Bell Group legislation a disturbing violation of basic legal principles


The Bell Group Companies (Finalisation of Matters and Distribution of Proceeds) Bill 2015, which was recently introduced into the Western Australian Parliament, represents the latest addition to what is unfortunately a long list of instances of executive overreach. In this case, though, the violation of the basic tenets of the separation of powers and the rule of law is particularly egregious, assuming this bill becomes law.

As is usually the case when the executive arm of government exceeds the traditional bounds of its powers, the argument in favour of this bill is superficially attractive. Roughly $1.7 billion in proceeds from the liquidation of the Bell Group of companies in the early 1990s is to be protected from being eaten up in lawyers’ fees through protracted litigation.

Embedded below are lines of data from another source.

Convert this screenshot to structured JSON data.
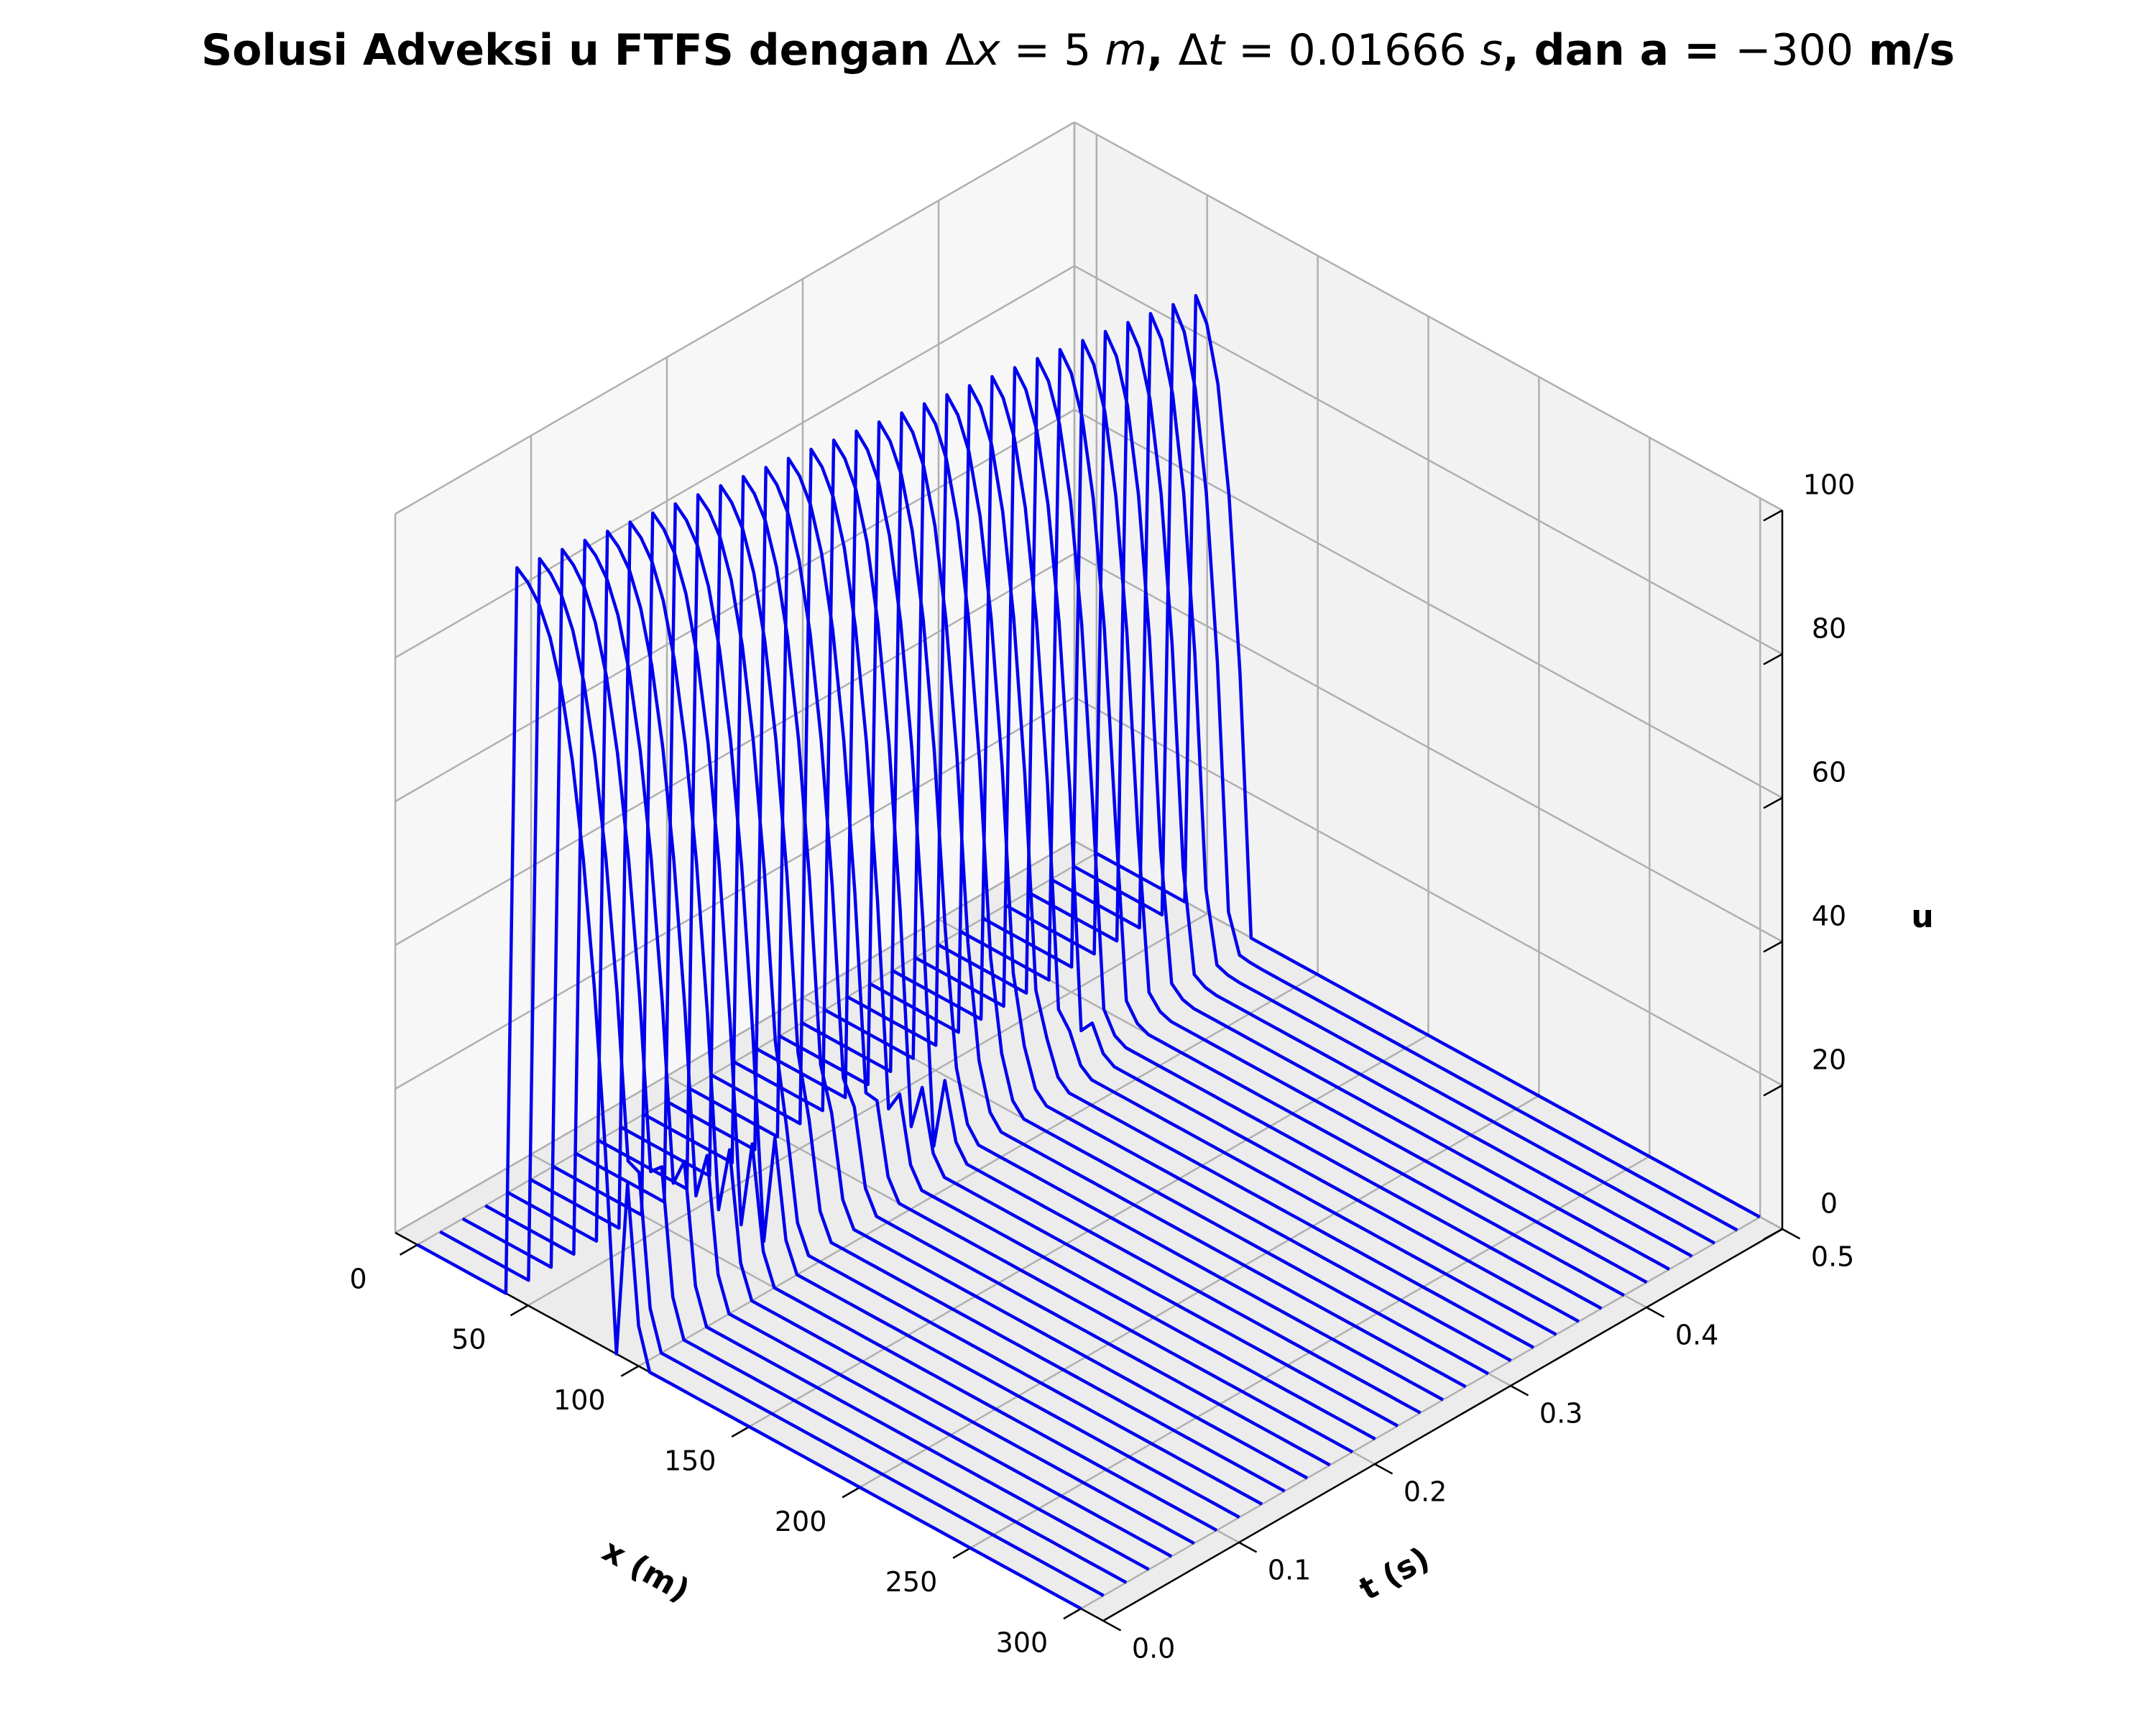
{
  "chart_data": {
    "type": "line",
    "title": {
      "prefix": "Solusi Adveksi u FTFS dengan ",
      "dx_sym": "Δ",
      "dx_var": "x",
      "dx_eq": " = 5 ",
      "dx_unit": "m",
      "sep1": ", ",
      "dt_sym": "Δ",
      "dt_var": "t",
      "dt_eq": " = 0.01666 ",
      "dt_unit": "s",
      "suffix_a": ", dan a = ",
      "a_val": "−300",
      "suffix_b": " m/s"
    },
    "xlabel": "x (m)",
    "ylabel": "t (s)",
    "zlabel": "u",
    "x_ticks": [
      "0",
      "50",
      "100",
      "150",
      "200",
      "250",
      "300"
    ],
    "t_ticks": [
      "0.0",
      "0.1",
      "0.2",
      "0.3",
      "0.4",
      "0.5"
    ],
    "u_ticks": [
      "0",
      "20",
      "40",
      "60",
      "80",
      "100"
    ],
    "xlim": [
      -10,
      310
    ],
    "tlim": [
      0,
      0.5
    ],
    "ulim": [
      0,
      100
    ],
    "dx": 5,
    "dt": 0.01666,
    "a": -300,
    "n_time_steps": 31,
    "pulse": {
      "left_edge_x": 40,
      "right_edge_initial_x": 90,
      "right_edge_final_x": 70,
      "peak_initial": 102,
      "peak_final": 86
    },
    "line_color": "#0000ee",
    "grid": true
  }
}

Putting aside the question of whether legitimate concerns are being addressed through the litigation or the naked self-interest on the part of the WA Government (a government-owned corporation is expected to be one of the main beneficiaries from the litigation ceasing), there are a number of elements of the bill that are deeply concerning.

First among these is section 47 of the bill, which imposes penalties up to $200,000 and/or 5 years’ imprisonment for any action “impeding the operation” of the bill “or the achievement of its objects”. This could be legitimately interpreted as applying to any legal challenge to the bill’s validity, meaning large penalties may be imposed for calling out the government for exceeding its authority. The implications for the rule of law of this provision on its own are very significant as this could be a precedent for governments exceeding their legitimate authority and pre-empting any appropriate challenge to such excess.

Compounding this abuse of authority is the second area of particular concern, section 67, which removes the right to appeal any decision made under the bill (once it has become a law). This represents a significant challenge to the traditional separation of powers as it exists in Australia and upon which many of the freedoms that we take for granted rest. The judiciary is meant to act as a check and balance on executive action – where the government exceeds its authority, the courts are there as the forum where such excesses can be challenged and rectified. The bill, though, seeks to remove this check and balance, leaving the executive to act unrestricted.

It is interesting to observe that similar provisions, where executive action could not be challenged in a court, were the basis on which the High Court struck down legislation seeking to outlaw the Communist Party in the 1950s. Australia’s traditional system of checks and balances worked then; it is a shame to see that two thirds of a century later governments still seek to exceed their authority and avoid being held to account. If for no other reason, this attempt at implementing unrestricted government power, even if well-intentioned, should be concerning to any person who cherishes our free society.